Very little is known about how companies make decisions about budgets for training. Previous research on employee training has focused on the impact of training on an individual's success in the labor market. Economists have also studied why employers are more likely to train certain persons than others. This study, on the other hand, uses a unique data base on human resource practices in U.S. businesses (the Columbia Business School Human Resources Survey) to study the variation in the training effort across companies. A simple economic model is used to derive several testable hypotheses about the variables that can explain why some businesses invest more in employee training than others. The role of firm characteristics as well as characteristics of the company's industry are studied. The model correctly predicted that large businesses, those with high capital-labor ratios, and those with a high proportion of internal promotions were more likely to have formal training programs. In the case of cost, however, the model performed poorly. Further research is needed to obtain alternative measures of the extent of training and its cost-effectiveness in terms of the organization. (KC)

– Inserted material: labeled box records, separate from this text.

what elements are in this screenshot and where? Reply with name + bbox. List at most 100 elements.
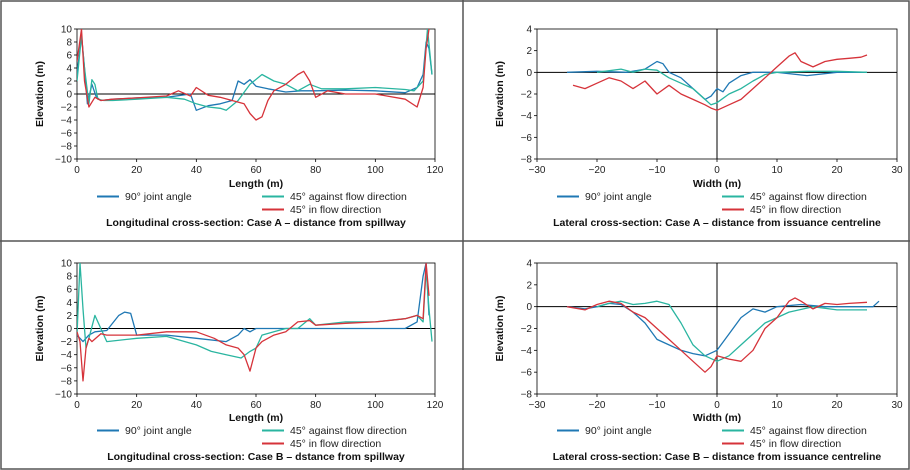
x-tick-label: 20 [831, 400, 843, 411]
y-tick-label: −2 [61, 337, 73, 348]
x-tick-label: −20 [589, 165, 606, 176]
x-tick-label: 40 [191, 165, 203, 176]
series-line-3 [77, 263, 430, 382]
y-tick-label: 0 [526, 302, 532, 313]
x-tick-label: 30 [891, 165, 903, 176]
y-tick-label: −8 [61, 142, 73, 153]
legend-label-2: 45° against flow direction [290, 425, 407, 437]
y-tick-label: −8 [61, 376, 73, 387]
x-tick-label: −30 [529, 165, 546, 176]
y-tick-label: 0 [526, 68, 532, 79]
y-axis-label: Elevation (m) [494, 296, 506, 362]
series-line-2 [596, 300, 867, 362]
y-tick-label: −10 [55, 390, 72, 401]
y-tick-label: 2 [526, 46, 532, 57]
x-tick-label: 100 [367, 400, 384, 411]
panel-title: Lateral cross-section: Case B – distance… [553, 451, 882, 463]
panel-title: Lateral cross-section: Case A – distance… [553, 217, 881, 229]
x-tick-label: 0 [714, 400, 720, 411]
y-tick-label: −2 [521, 90, 533, 101]
y-axis-label: Elevation (m) [34, 61, 46, 127]
y-tick-label: 2 [526, 280, 532, 291]
legend-label-3: 45° in flow direction [290, 438, 381, 450]
series-line-1 [566, 60, 867, 101]
y-tick-label: −6 [61, 129, 73, 140]
x-axis-label: Length (m) [229, 412, 283, 424]
y-axis-label: Elevation (m) [34, 296, 46, 362]
x-tick-label: 0 [74, 400, 80, 411]
legend-label-1: 90° joint angle [585, 425, 652, 437]
x-tick-label: 20 [831, 165, 843, 176]
legend-label-3: 45° in flow direction [290, 204, 381, 216]
series-line-1 [77, 34, 433, 111]
y-tick-label: 6 [66, 285, 72, 296]
legend-label-3: 45° in flow direction [750, 204, 841, 216]
x-tick-label: 80 [310, 165, 322, 176]
legend-label-1: 90° joint angle [125, 191, 192, 203]
y-tick-label: 10 [61, 259, 73, 270]
series-line-3 [572, 52, 868, 111]
y-tick-label: −2 [61, 103, 73, 114]
y-tick-label: −6 [61, 363, 73, 374]
y-tick-label: 10 [61, 25, 73, 36]
x-tick-label: 0 [714, 165, 720, 176]
y-tick-label: 4 [66, 298, 72, 309]
y-tick-label: −6 [521, 133, 533, 144]
legend-label-1: 90° joint angle [125, 425, 192, 437]
y-tick-label: −6 [521, 368, 533, 379]
legend-label-2: 45° against flow direction [290, 191, 407, 203]
legend-label-3: 45° in flow direction [750, 438, 841, 450]
y-tick-label: −8 [521, 390, 533, 401]
series-line-3 [77, 29, 430, 121]
x-tick-label: −30 [529, 400, 546, 411]
x-tick-label: 100 [367, 165, 384, 176]
legend-label-2: 45° against flow direction [750, 191, 867, 203]
x-axis-label: Width (m) [693, 412, 741, 424]
y-tick-label: −10 [55, 155, 72, 166]
y-tick-label: 4 [66, 64, 72, 75]
y-tick-label: −2 [521, 324, 533, 335]
x-tick-label: −20 [589, 400, 606, 411]
x-tick-label: 30 [891, 400, 903, 411]
legend-label-1: 90° joint angle [585, 191, 652, 203]
y-tick-label: −8 [521, 155, 533, 166]
y-tick-label: 4 [526, 25, 532, 36]
x-tick-label: 0 [74, 165, 80, 176]
y-tick-label: 0 [66, 90, 72, 101]
x-tick-label: 10 [771, 165, 783, 176]
y-tick-label: −4 [61, 116, 73, 127]
x-tick-label: 20 [131, 165, 143, 176]
y-tick-label: −4 [521, 346, 533, 357]
x-tick-label: 60 [250, 165, 262, 176]
y-tick-label: 8 [66, 38, 72, 49]
y-tick-label: 0 [66, 324, 72, 335]
y-tick-label: 2 [66, 77, 72, 88]
x-axis-label: Width (m) [693, 178, 741, 190]
series-line-2 [77, 29, 433, 111]
legend-label-2: 45° against flow direction [750, 425, 867, 437]
y-tick-label: 2 [66, 311, 72, 322]
x-tick-label: 120 [427, 165, 444, 176]
y-tick-label: 4 [526, 259, 532, 270]
series-line-1 [77, 263, 430, 343]
series-line-2 [596, 68, 868, 106]
y-tick-label: −4 [61, 350, 73, 361]
y-tick-label: −4 [521, 111, 533, 122]
x-axis-label: Length (m) [229, 178, 283, 190]
x-tick-label: 20 [131, 400, 143, 411]
x-tick-label: −10 [649, 400, 666, 411]
x-tick-label: −10 [649, 165, 666, 176]
y-tick-label: 6 [66, 51, 72, 62]
y-axis-label: Elevation (m) [494, 61, 506, 127]
x-tick-label: 10 [771, 400, 783, 411]
x-tick-label: 40 [191, 400, 203, 411]
x-tick-label: 120 [427, 400, 444, 411]
panel-title: Longitudinal cross-section: Case A – dis… [106, 217, 406, 229]
series-line-3 [566, 297, 868, 373]
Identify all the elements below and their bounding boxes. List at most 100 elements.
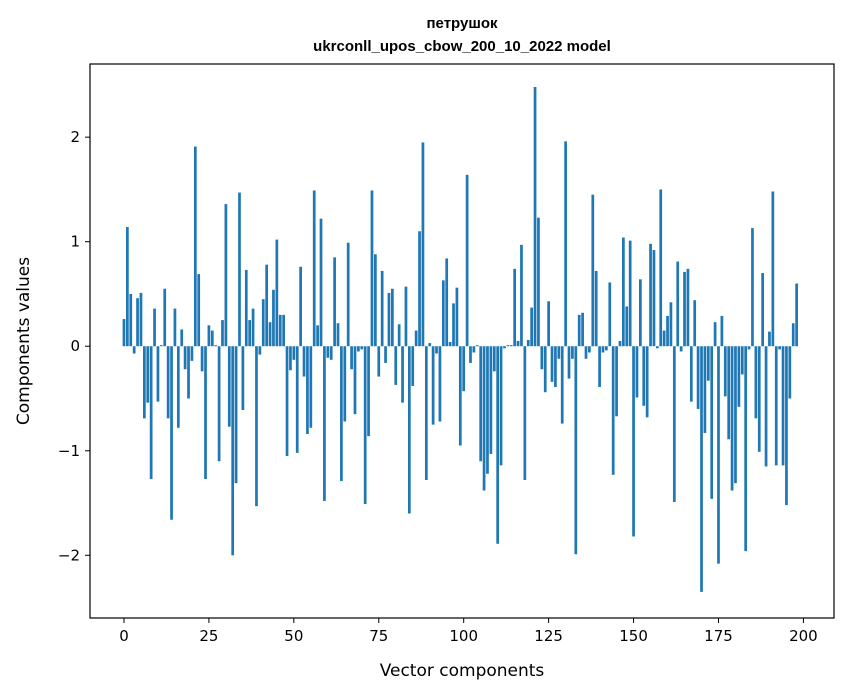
bar-127 (554, 346, 557, 387)
bar-156 (652, 250, 656, 347)
x-tick-label: 50 (284, 627, 303, 645)
bar-66 (346, 242, 350, 347)
bar-35 (241, 346, 245, 410)
bar-8 (149, 346, 153, 479)
bar-13 (166, 346, 170, 419)
chart-title: петрушок (426, 15, 498, 32)
bar-166 (686, 268, 690, 347)
bar-103 (472, 346, 476, 353)
bar-68 (353, 346, 357, 415)
bar-160 (666, 315, 669, 347)
bar-153 (642, 346, 646, 406)
bar-20 (190, 346, 194, 361)
bar-81 (397, 324, 401, 347)
bar-21 (193, 146, 197, 347)
bar-94 (441, 280, 445, 347)
bar-186 (754, 346, 758, 419)
bar-91 (431, 346, 435, 425)
bar-151 (635, 346, 639, 398)
bar-115 (513, 268, 517, 347)
bar-18 (183, 346, 187, 370)
y-tick-label: 2 (70, 128, 80, 146)
bar-82 (401, 346, 404, 403)
bar-174 (713, 322, 717, 347)
bar-111 (499, 346, 503, 466)
bar-67 (350, 346, 353, 370)
y-tick-label: −2 (58, 546, 80, 564)
bar-1 (126, 227, 129, 347)
bar-17 (180, 329, 184, 347)
x-tick-label: 200 (789, 627, 818, 645)
bar-14 (170, 346, 173, 520)
bar-117 (520, 244, 523, 347)
bar-49 (289, 346, 292, 371)
x-axis-ticks: 0 25 50 75 100 125 150 175 200 (119, 618, 818, 645)
y-axis-ticks: −2 −1 0 1 2 (58, 128, 90, 564)
bar-124 (543, 346, 547, 393)
x-tick-label: 0 (119, 627, 129, 645)
bar-76 (380, 270, 384, 347)
bar-63 (336, 323, 340, 347)
bar-135 (581, 312, 584, 347)
bar-187 (757, 346, 761, 452)
bar-123 (540, 346, 544, 370)
bar-6 (143, 346, 146, 419)
bar-139 (594, 270, 598, 347)
bar-173 (710, 346, 714, 499)
bar-74 (374, 254, 377, 347)
x-tick-label: 75 (369, 627, 388, 645)
bar-28 (217, 346, 221, 462)
bar-108 (489, 346, 493, 454)
x-axis-label: Vector components (380, 661, 545, 681)
bar-85 (411, 346, 415, 386)
bar-24 (204, 346, 207, 479)
bar-154 (645, 346, 649, 418)
bar-183 (744, 346, 748, 552)
bar-148 (625, 306, 629, 347)
bar-129 (560, 346, 564, 424)
bar-138 (591, 194, 595, 347)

Publication Type: Reports - Research; Speeches/Meeting Papers
Education Level: N/A
Sponsor: National Assessment of Vocational Education (ED), Washington, DC.
Authoring Institution: Columbia Univ., New York, NY. Inst. on Education and the Economy.
Note: Paper presented at the Conference on Employer-Sponsored Training (Alexandria, VA, December 1-2, 1988). Set in small type. For related documents, see ED 283 020, ED 290 881, ED 299 412, ED 297 150, CE 053 752-774, and CE 053 783-797.